Bread N Butter: Private Rye – A.J. Cosmos

This classic mystery novel set in the kitchen with your everyday food stuffs is nothing short of hilarious. I loved the book. It follows just like an old-school PI investigation, and it starts off like this:

It was a cold night in lower fridge when she walked in. She had a big head of bushy green hair and stalks that went on for days. I knew she was trouble the moment I laid eyes on her. 

The Wife Maker – Karey White

Charlie has spent years as the husband maker, and now she is finally going to use her skills on herself. Unfortunately, the man who’s loved her half of her life moved to the other side of the country. Charlie does the sensible thing and follows him, but it’s not a welcomed reception she receives.

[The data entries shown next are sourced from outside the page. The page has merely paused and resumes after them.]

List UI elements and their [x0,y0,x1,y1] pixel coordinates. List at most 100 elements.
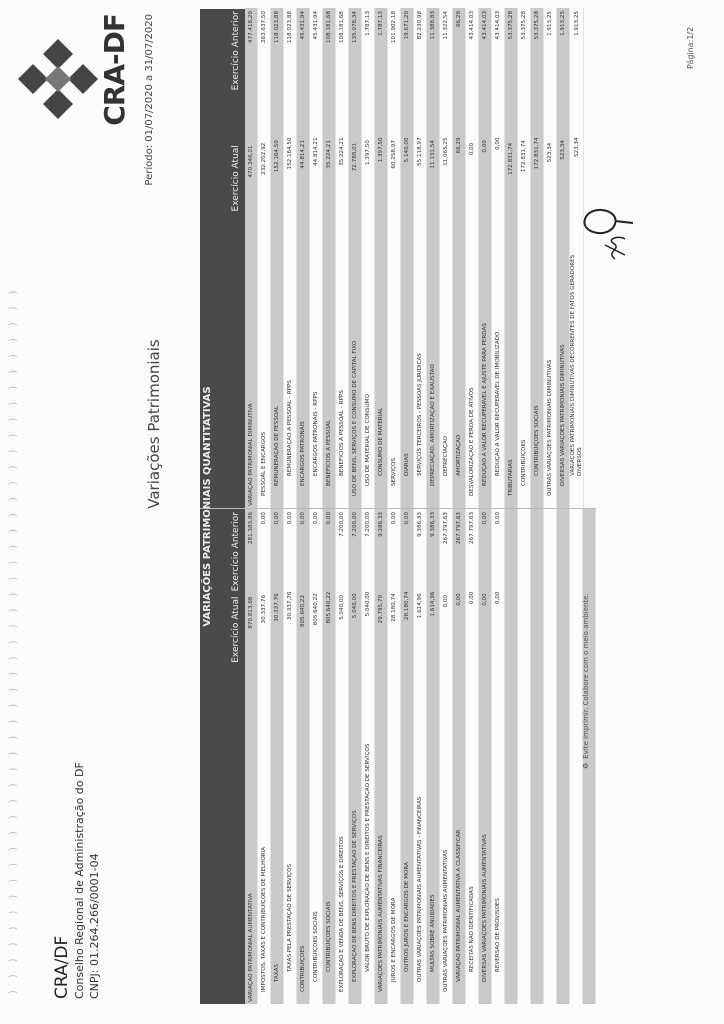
value-anterior: 0,00 [326,511,332,525]
table-row: DIÁRIAS 5.140,00 19.671,20 [401,8,414,508]
value-atual: 870.813,68 [248,596,254,629]
value-atual: 805.640,22 [313,593,319,626]
row-label: REDUÇÃO A VALOR RECUPERÁVEL DE IMOBILIZA… [494,331,501,476]
table-row: OUTROS JUROS E ENCARGOS DE MORA 28.180,74… [401,509,414,1004]
table-row: DIVERSAS VARIAÇÕES PATRIMONIAIS DIMINUTI… [557,8,570,508]
table-row: TAXAS PELA PRESTAÇÃO DE SERVIÇOS 30.337,7… [284,509,297,1004]
value-atual: 523,34 [547,142,553,163]
value-atual: 152.164,50 [287,137,293,170]
table-row: USO DE BENS, SERVIÇOS E CONSUMO DE CAPIT… [349,8,362,508]
value-atual: 60.258,97 [391,140,397,169]
row-label: VARIAÇÃO PATRIMONIAL AUMENTATIVA [247,893,254,1002]
table-row: REDUÇÃO A VALOR RECUPERÁVEL DE IMOBILIZA… [492,8,505,508]
value-anterior: 267.797,63 [469,511,475,545]
report-period: Período: 01/07/2020 a 31/07/2020 [144,14,155,186]
value-anterior: 1.913,25 [560,10,566,36]
aumentativas-section: Exercício Atual Exercício Anterior VARIA… [200,508,596,1004]
org-short-name: CRA/DF [52,935,72,999]
value-anterior: 45.431,94 [313,11,319,40]
value-anterior: 53.375,28 [521,10,527,40]
row-label: MULTAS SOBRE ANUIDADES [429,894,436,972]
table-row: EXPLORAÇÃO DE BENS DIREITOS E PRESTAÇÃO … [349,509,362,1004]
row-label: REDUÇÃO A VALOR RECUPERÁVEL E AJUSTE PAR… [481,323,488,486]
table-row: JUROS E ENCARGOS DE MORA 28.180,74 0,00 [388,509,401,1004]
row-label: AMORTIZAÇÃO [455,434,462,476]
row-label: JUROS E ENCARGOS DE MORA [390,897,397,982]
value-anterior: 11.322,54 [443,11,449,40]
empty-table-row [531,509,544,1004]
value-atual: 172.831,74 [508,142,514,175]
value-atual: 72.788,01 [352,142,358,172]
value-anterior: 45.431,94 [300,10,306,40]
cra-logo-icon [18,39,98,119]
value-anterior: 82.230,98 [417,11,423,40]
value-atual: 0,00 [443,594,449,608]
value-anterior: 0,00 [482,512,488,525]
table-row: TAXAS 30.337,76 0,00 [271,509,284,1004]
value-anterior: 7.200,00 [352,512,358,537]
value-atual: 11.065,25 [443,137,449,166]
row-label: CONSUMO DE MATERIAL [377,407,384,476]
row-label: CONTRIBUIÇÕES SOCIAIS [533,405,540,476]
row-label: CONTRIBUIÇÕES SOCIAIS [325,901,332,972]
value-atual: 30.337,76 [274,593,280,622]
row-label: REMUNERAÇÃO DE PESSOAL [273,405,280,486]
value-anterior: 477.418,20 [248,11,254,44]
value-atual: 66,29 [456,137,462,154]
table-row: SERVIÇOS 60.258,97 101.902,18 [388,8,401,508]
document-title: Variações Patrimoniais [145,339,163,509]
value-anterior: 267.797,63 [443,512,449,545]
row-label: TRIBUTÁRIAS [507,459,514,496]
empty-table-row [518,509,531,1004]
value-atual: 0,00 [456,593,462,606]
value-anterior: 53.375,28 [534,11,540,40]
value-atual: 44.814,21 [300,140,306,169]
row-label: VARIAÇÕES PATRIMONIAIS AUMENTATIVAS FINA… [377,835,384,992]
row-label: BENEFÍCIOS A PESSOAL - RPPS [338,390,345,476]
row-label: EXPLORAÇÃO DE BENS DIREITOS E PRESTAÇÃO … [351,810,358,982]
table-row: VALOR BRUTO DE EXPLORAÇÃO DE BENS E DIRE… [362,509,375,1004]
col-header-atual: Exercício Atual [231,596,241,663]
table-row: REDUÇÃO A VALOR RECUPERÁVEL E AJUSTE PAR… [479,8,492,508]
row-label: DIVERSAS VARIAÇÕES PATRIMONIAIS DIMINUTI… [559,344,566,486]
value-atual: 805.640,22 [300,594,306,628]
value-atual: 0,00 [469,142,475,156]
row-label: DEPRECIAÇÃO [442,436,449,476]
table-row: ENCARGOS PATRONAIS 44.814,21 45.431,94 [297,8,310,508]
value-atual: 35.224,21 [326,140,332,169]
value-atual: 470.346,01 [248,145,254,178]
page-number: Página:1/2 [686,26,695,69]
table-row: DIVERSAS VARIAÇÕES PATRIMONIAIS AUMENTAT… [479,509,492,1004]
value-atual: 44.814,21 [313,137,319,166]
value-atual: 30.337,76 [261,594,267,624]
row-label: USO DE BENS, SERVIÇOS E CONSUMO DE CAPIT… [351,340,358,496]
value-anterior: 118.023,88 [274,10,280,44]
value-anterior: 0,00 [391,512,397,525]
row-label: REVERSÃO DE PROVISÕES [494,898,501,972]
value-anterior: 118.023,88 [287,11,293,44]
value-anterior: 281.383,86 [248,512,254,545]
value-anterior: 66,29 [456,11,462,28]
table-row: DEPRECIAÇÃO 11.065,25 11.322,54 [440,8,453,508]
value-atual: 1.397,50 [378,137,384,163]
value-anterior: 43.414,03 [469,11,475,40]
value-atual: 1.397,50 [365,140,371,166]
table-row: VARIAÇÕES PATRIMONIAIS AUMENTATIVAS FINA… [375,509,388,1004]
col-header-anterior: Exercício Anterior [231,11,241,91]
table-row: REMUNERAÇÃO DE PESSOAL 152.164,50 118.023,… [271,8,284,508]
empty-table-row [505,509,518,1004]
value-anterior: 9.386,33 [417,512,423,537]
table-row: AMORTIZAÇÃO 66,29 66,29 [453,8,466,508]
value-atual: 0,00 [482,593,488,606]
row-label: VALOR BRUTO DE EXPLORAÇÃO DE BENS E DIRE… [364,743,371,972]
row-label: REMUNERAÇÃO A PESSOAL - RPPS [286,380,293,476]
row-label: DIVERSAS VARIAÇÕES PATRIMONIAIS AUMENTAT… [481,834,488,982]
diminutivas-section: Exercício Atual Exercício Anterior VARIA… [200,8,596,508]
table-row: CONTRIBUIÇÕES 805.640,22 0,00 [297,509,310,1004]
value-atual: 232.202,92 [261,142,267,175]
value-anterior: 1.787,13 [378,11,384,36]
value-anterior: 0,00 [261,512,267,525]
binder-holes-decoration: ))))))))))))))))))))))))))))))))))))))))… [8,278,19,994]
row-label: OUTRAS VARIAÇÕES PATRIMONIAIS DIMINUTIVA… [546,359,553,496]
table-row: VARIAÇÃO PATRIMONIAL DIMINUTIVA 470.346,0… [245,8,258,508]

Angus doesn’t make things easy, and someone reminds him of one very important thing. I loved this quote, and I actually used it in real life earlier this year.

“I hate to see you become a gambling man.” 

“What?” I’d never had an interest in gambling so I wasn’t sure what he was talking about.

“If a man goes to a casino, he’d better be willing to do without whatever he puts on that table because most likely he’s going to lose it. You should never gamble with something you’re not ready to live without.”

The Burgess Boys – Elizabeth Strout

The Burgess Boys was a very intersting read, and I found my heart breaking over and over again for the Burgess family. The POV shifts between characters seemlessly, and it is during one of these pans in character that Jim’s wife, Helen, shares her insight as a mother. It reminded me starkly of my own mother after losing my sister and brother.

She learned – freshly, scorchingly – of the privacy of sorrow. It was as though she had been escorted through a door into some large and private club that she has not even known existed. Women who miscarried. Society did not care much for them. It really didn’t. And the women in the club mostly passed each other silently. People outside the club said, “You’ll have another one.”